Kerber had to battle hard to face down break points in the fifth game, but tactically she was playing smart, answering slice with slice, throwing in the odd short ball and lob, and she held for 4-1.
Now there was a groundswell of support for Kerber, their old champion. They could hear the effort in her shot-making, and just as in her previous service game, she held with a forehand winner, 5-2.
But the inner iron of Barty was about to surface in an attacking game, two vicious returns of serve, and a break to love. She had refocused, and now held to love with her 31st winner: 5-5. It would come down to a tie-break.
And it would be all Barty, a 36th winner for 3-0, another for 5-0, and an ace for 6-0. The champion in Kerber, roared on by the fans, lifted her to 6-3, but it was too little too late. One more error from the German, and Barty was into the final, 7-6(3), after almost an hour and a half.

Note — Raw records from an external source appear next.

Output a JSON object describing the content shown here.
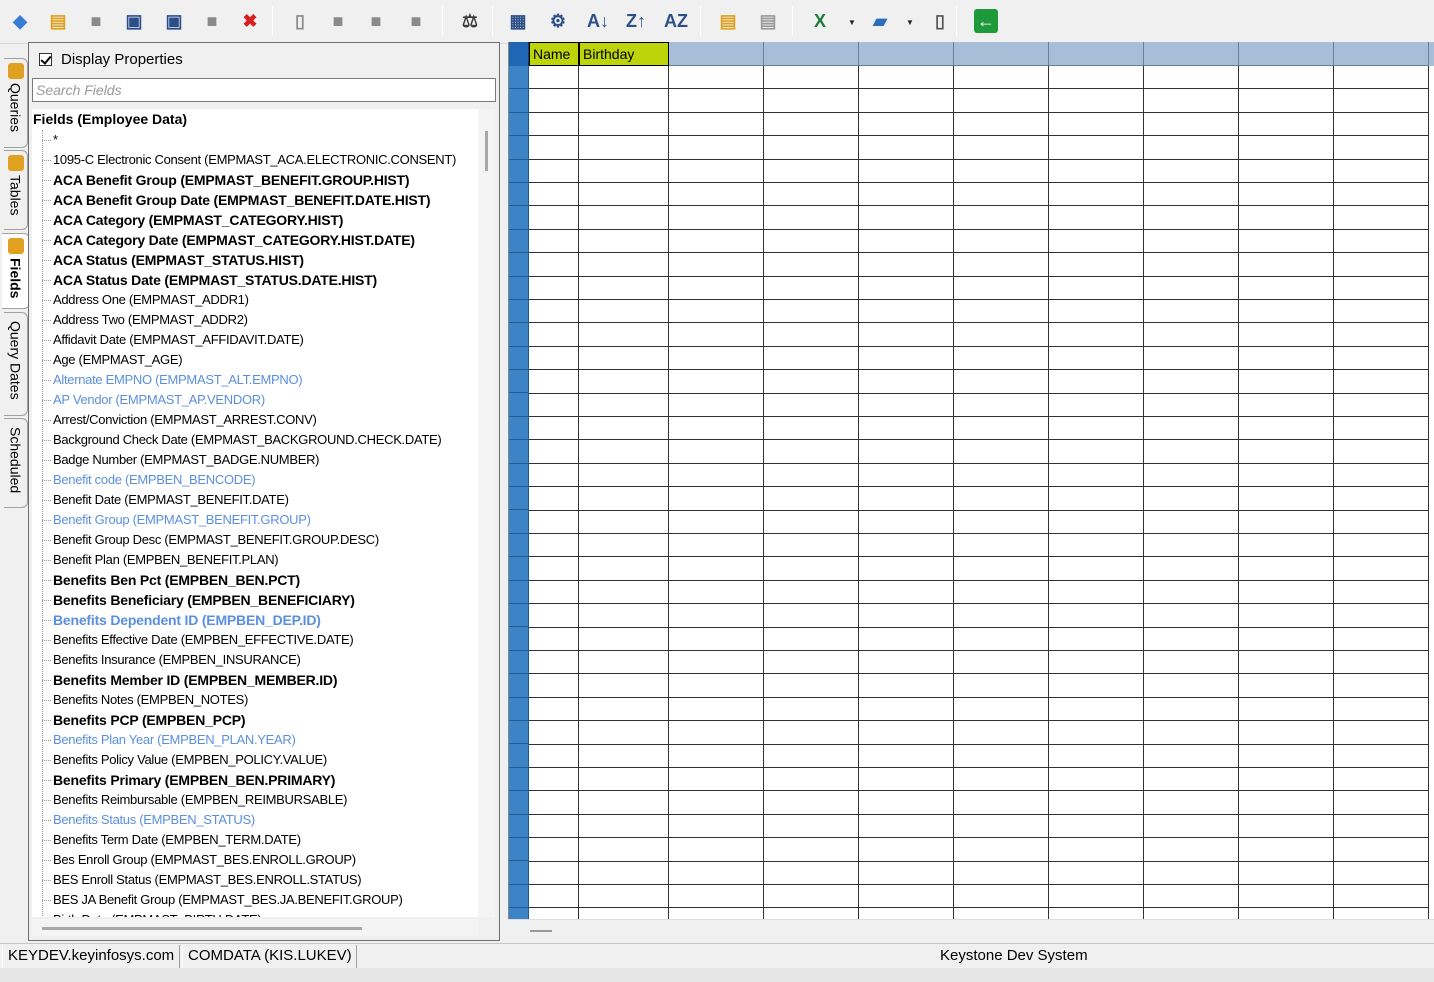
{
  "toolbar": {
    "buttons": [
      {
        "name": "open-query-icon",
        "glyph": "◆",
        "color": "#3a7bd5"
      },
      {
        "name": "database-add-icon",
        "glyph": "▤",
        "color": "#e0a020"
      },
      {
        "name": "folder-icon",
        "glyph": "■",
        "color": "#8a8a8a"
      },
      {
        "name": "save-icon",
        "glyph": "▣",
        "color": "#2c4f8a"
      },
      {
        "name": "save-as-icon",
        "glyph": "▣",
        "color": "#2c4f8a"
      },
      {
        "name": "disabled-icon",
        "glyph": "■",
        "color": "#8a8a8a"
      },
      {
        "name": "delete-icon",
        "glyph": "✖",
        "color": "#d82020"
      },
      {
        "name": "new-document-icon",
        "glyph": "▯",
        "color": "#8a8a8a"
      },
      {
        "name": "copy-icon",
        "glyph": "■",
        "color": "#8a8a8a"
      },
      {
        "name": "paste-icon",
        "glyph": "■",
        "color": "#8a8a8a"
      },
      {
        "name": "edit-document-icon",
        "glyph": "■",
        "color": "#8a8a8a"
      },
      {
        "name": "scales-icon",
        "glyph": "⚖",
        "color": "#3a3a3a"
      },
      {
        "name": "edit-grid-icon",
        "glyph": "▦",
        "color": "#2c4f8a"
      },
      {
        "name": "settings-gear-icon",
        "glyph": "⚙",
        "color": "#2c4f8a"
      },
      {
        "name": "sort-ascending-icon",
        "glyph": "A↓",
        "color": "#2c4f8a"
      },
      {
        "name": "sort-descending-icon",
        "glyph": "Z↑",
        "color": "#2c4f8a"
      },
      {
        "name": "sort-columns-icon",
        "glyph": "AZ",
        "color": "#2c4f8a"
      },
      {
        "name": "database-gold-icon",
        "glyph": "▤",
        "color": "#e0a020"
      },
      {
        "name": "database-grey-icon",
        "glyph": "▤",
        "color": "#9a9a9a"
      },
      {
        "name": "excel-export-icon",
        "glyph": "X",
        "color": "#1f7a3a"
      },
      {
        "name": "report-icon",
        "glyph": "▰",
        "color": "#2c6fb8"
      },
      {
        "name": "html-export-icon",
        "glyph": "▯",
        "color": "#555555"
      },
      {
        "name": "exit-icon",
        "glyph": "←",
        "color": "#ffffff",
        "bg": "#1f9a3a"
      }
    ]
  },
  "side_tabs": [
    {
      "label": "Queries",
      "icon_color": "#e0a020",
      "active": false
    },
    {
      "label": "Tables",
      "icon_color": "#e0a020",
      "active": false
    },
    {
      "label": "Fields",
      "icon_color": "#e0a020",
      "active": true
    },
    {
      "label": "Query Dates",
      "icon_color": "",
      "active": false
    },
    {
      "label": "Scheduled",
      "icon_color": "",
      "active": false
    }
  ],
  "left_panel": {
    "display_properties_label": "Display Properties",
    "display_properties_checked": true,
    "search_placeholder": "Search Fields",
    "search_value": "",
    "tree_root": "Fields (Employee Data)",
    "fields": [
      {
        "text": "*",
        "style": "normal"
      },
      {
        "text": "1095-C Electronic Consent (EMPMAST_ACA.ELECTRONIC.CONSENT)",
        "style": "normal"
      },
      {
        "text": "ACA Benefit Group (EMPMAST_BENEFIT.GROUP.HIST)",
        "style": "bold"
      },
      {
        "text": "ACA Benefit Group Date (EMPMAST_BENEFIT.DATE.HIST)",
        "style": "bold"
      },
      {
        "text": "ACA Category (EMPMAST_CATEGORY.HIST)",
        "style": "bold"
      },
      {
        "text": "ACA Category Date (EMPMAST_CATEGORY.HIST.DATE)",
        "style": "bold"
      },
      {
        "text": "ACA Status (EMPMAST_STATUS.HIST)",
        "style": "bold"
      },
      {
        "text": "ACA Status Date (EMPMAST_STATUS.DATE.HIST)",
        "style": "bold"
      },
      {
        "text": "Address One (EMPMAST_ADDR1)",
        "style": "normal"
      },
      {
        "text": "Address Two (EMPMAST_ADDR2)",
        "style": "normal"
      },
      {
        "text": "Affidavit Date (EMPMAST_AFFIDAVIT.DATE)",
        "style": "normal"
      },
      {
        "text": "Age (EMPMAST_AGE)",
        "style": "normal"
      },
      {
        "text": "Alternate EMPNO (EMPMAST_ALT.EMPNO)",
        "style": "blue"
      },
      {
        "text": "AP Vendor (EMPMAST_AP.VENDOR)",
        "style": "blue"
      },
      {
        "text": "Arrest/Conviction (EMPMAST_ARREST.CONV)",
        "style": "normal"
      },
      {
        "text": "Background Check Date (EMPMAST_BACKGROUND.CHECK.DATE)",
        "style": "normal"
      },
      {
        "text": "Badge Number (EMPMAST_BADGE.NUMBER)",
        "style": "normal"
      },
      {
        "text": "Benefit code (EMPBEN_BENCODE)",
        "style": "blue"
      },
      {
        "text": "Benefit Date (EMPMAST_BENEFIT.DATE)",
        "style": "normal"
      },
      {
        "text": "Benefit Group (EMPMAST_BENEFIT.GROUP)",
        "style": "blue"
      },
      {
        "text": "Benefit Group Desc (EMPMAST_BENEFIT.GROUP.DESC)",
        "style": "normal"
      },
      {
        "text": "Benefit Plan (EMPBEN_BENEFIT.PLAN)",
        "style": "normal"
      },
      {
        "text": "Benefits Ben Pct (EMPBEN_BEN.PCT)",
        "style": "bold"
      },
      {
        "text": "Benefits Beneficiary (EMPBEN_BENEFICIARY)",
        "style": "bold"
      },
      {
        "text": "Benefits Dependent ID (EMPBEN_DEP.ID)",
        "style": "bold blue"
      },
      {
        "text": "Benefits Effective Date (EMPBEN_EFFECTIVE.DATE)",
        "style": "normal"
      },
      {
        "text": "Benefits Insurance (EMPBEN_INSURANCE)",
        "style": "normal"
      },
      {
        "text": "Benefits Member ID (EMPBEN_MEMBER.ID)",
        "style": "bold"
      },
      {
        "text": "Benefits Notes (EMPBEN_NOTES)",
        "style": "normal"
      },
      {
        "text": "Benefits PCP (EMPBEN_PCP)",
        "style": "bold"
      },
      {
        "text": "Benefits Plan Year (EMPBEN_PLAN.YEAR)",
        "style": "blue"
      },
      {
        "text": "Benefits Policy Value (EMPBEN_POLICY.VALUE)",
        "style": "normal"
      },
      {
        "text": "Benefits Primary (EMPBEN_BEN.PRIMARY)",
        "style": "bold"
      },
      {
        "text": "Benefits Reimbursable (EMPBEN_REIMBURSABLE)",
        "style": "normal"
      },
      {
        "text": "Benefits Status (EMPBEN_STATUS)",
        "style": "blue"
      },
      {
        "text": "Benefits Term Date (EMPBEN_TERM.DATE)",
        "style": "normal"
      },
      {
        "text": "Bes Enroll Group (EMPMAST_BES.ENROLL.GROUP)",
        "style": "normal"
      },
      {
        "text": "BES Enroll Status (EMPMAST_BES.ENROLL.STATUS)",
        "style": "normal"
      },
      {
        "text": "BES JA Benefit Group (EMPMAST_BES.JA.BENEFIT.GROUP)",
        "style": "normal"
      },
      {
        "text": "Birth Date (EMPMAST_BIRTH.DATE)",
        "style": "normal"
      }
    ]
  },
  "grid": {
    "columns": [
      "Name",
      "Birthday",
      "",
      "",
      "",
      "",
      "",
      "",
      "",
      ""
    ],
    "named_column_color": "#bcd408",
    "header_color": "#a8bed8",
    "row_selector_color": "#3d84c6"
  },
  "status_bar": {
    "server": "KEYDEV.keyinfosys.com",
    "account": "COMDATA (KIS.LUKEV)",
    "system": "Keystone Dev System"
  }
}
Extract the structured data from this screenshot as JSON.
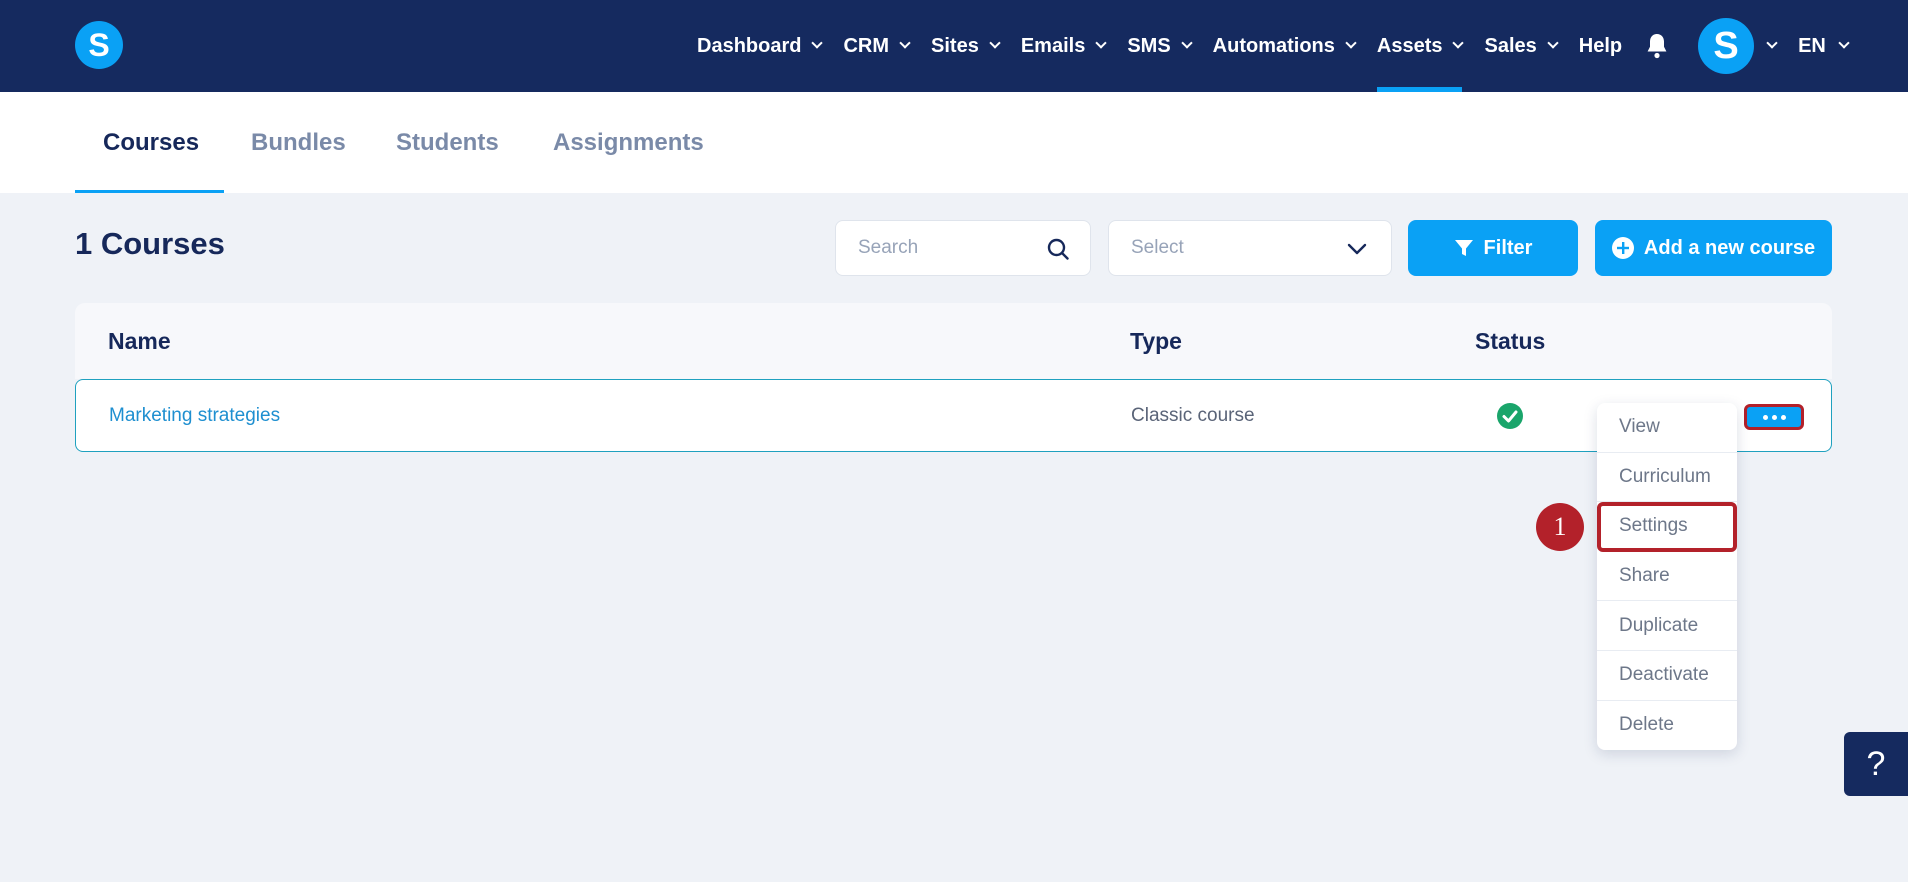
{
  "header": {
    "logo_letter": "S",
    "nav": [
      {
        "label": "Dashboard",
        "has_dropdown": true
      },
      {
        "label": "CRM",
        "has_dropdown": true
      },
      {
        "label": "Sites",
        "has_dropdown": true
      },
      {
        "label": "Emails",
        "has_dropdown": true
      },
      {
        "label": "SMS",
        "has_dropdown": true
      },
      {
        "label": "Automations",
        "has_dropdown": true
      },
      {
        "label": "Assets",
        "has_dropdown": true,
        "active": true
      },
      {
        "label": "Sales",
        "has_dropdown": true
      },
      {
        "label": "Help",
        "has_dropdown": false
      }
    ],
    "avatar_letter": "S",
    "language": "EN"
  },
  "tabs": [
    {
      "label": "Courses",
      "active": true
    },
    {
      "label": "Bundles"
    },
    {
      "label": "Students"
    },
    {
      "label": "Assignments"
    }
  ],
  "page": {
    "title": "1 Courses",
    "search_placeholder": "Search",
    "select_placeholder": "Select",
    "filter_label": "Filter",
    "add_label": "Add a new course"
  },
  "table": {
    "columns": [
      "Name",
      "Type",
      "Status"
    ],
    "rows": [
      {
        "name": "Marketing strategies",
        "type": "Classic course",
        "status": "active"
      }
    ]
  },
  "row_menu": {
    "items": [
      "View",
      "Curriculum",
      "Settings",
      "Share",
      "Duplicate",
      "Deactivate",
      "Delete"
    ],
    "highlighted": "Settings"
  },
  "annotation": {
    "step": "1"
  },
  "help_button": "?",
  "colors": {
    "navbar": "#152a5f",
    "accent": "#0aa1f5",
    "highlight": "#b3212a",
    "status_ok": "#1aa56b",
    "page_bg": "#eff2f7"
  }
}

Barty raised her arms in joy, but then wiped away the tears. She has made no secret of her dreams of winning this particular title:
“One day I would love to be the champion here. It’s a dream. It’s a goal. Dreams don’t always come true, but you can fight and do everything you can to give yourself that opportunity.”
As she moved within one step of fulfilling that dream, she admitted that this particular win “was as good a tennis match as I’ll ever play.” But she went on to talk of the joy she and her team take in her achievements. It is a salutary lesson for everyone:
“We laugh every day, smile every day, sometimes throughout the heartache but the good times too… I’ve had ups and downs, and I wouldn’t change one moment.”
Barty has beaten Pliskova in five of their seven matches, but four of their contests have gone to three sets. It will be a battle royal.